Terjawab sudah. Teka-teki alasan Ilham berpoligami. Hasna masih tercenung di tempatnya berdiri, berusaha mencerna apa yang baru saja diutarakan suaminya. Meski enggan menerima, Hasna menyadari tak mudah bagi suaminya untuk lari dari guratan takdir. Takdir yang mengharuskannya setia pada sumpah. Pun takdir cinta yang membuat hati mereka bertiga berkelindan dalam sebuah simpul kusut rumah tangga.

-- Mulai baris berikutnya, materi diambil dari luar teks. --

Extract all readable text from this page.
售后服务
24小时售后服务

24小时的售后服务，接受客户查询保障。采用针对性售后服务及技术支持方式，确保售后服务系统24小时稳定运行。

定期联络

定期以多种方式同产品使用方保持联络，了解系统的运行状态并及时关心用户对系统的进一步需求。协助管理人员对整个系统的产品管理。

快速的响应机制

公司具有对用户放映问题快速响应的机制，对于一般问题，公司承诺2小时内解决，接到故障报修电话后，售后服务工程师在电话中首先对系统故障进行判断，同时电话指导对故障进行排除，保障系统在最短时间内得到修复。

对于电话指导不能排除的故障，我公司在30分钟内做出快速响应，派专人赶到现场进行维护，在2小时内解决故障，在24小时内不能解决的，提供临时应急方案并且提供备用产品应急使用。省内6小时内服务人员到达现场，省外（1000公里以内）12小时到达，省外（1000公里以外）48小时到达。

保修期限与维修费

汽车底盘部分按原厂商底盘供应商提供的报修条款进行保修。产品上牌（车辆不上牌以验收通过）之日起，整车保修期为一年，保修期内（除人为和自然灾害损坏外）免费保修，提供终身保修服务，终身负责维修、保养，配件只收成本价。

“Maafkan aku, Hasna… kau boleh memarahiku. Kau boleh benci pada keputusanku. Tapi, ingatkah janji sakral kita dulu? Anna uhibbuki fillah, Hasna. Karena Allah, aku mencintaimu. Karena Allah aku akan berjuang mempertahankan cinta kita, “ lirih Ilham.
Nanar di matanya penuh dengan bening pengharapan, “Bersabarlah denganku… Demi Allah aku butuh kamu, Hasna,” Ilham mengiba. Belum pernah ia merasa begitu tak berdaya. Raut wajahnya menunjukkan perasaan takut. Takut kehilangan harta paling berharga dalam hidupnya.
“… Adam butuh kita,” sambungnya dengan suara bergetar.
Tak lama langkah kecil terdengar berlari memasuki ruang tamu.
“Adam,” panggil Ummi yang kewalahan mengejar cucunya. Terlambat. Adam kini sudah berada di kaki bundanya. Dengan suara lenguhan yang melengking, ia menarik lengan bundanya, memaksanya mendekati Ilham.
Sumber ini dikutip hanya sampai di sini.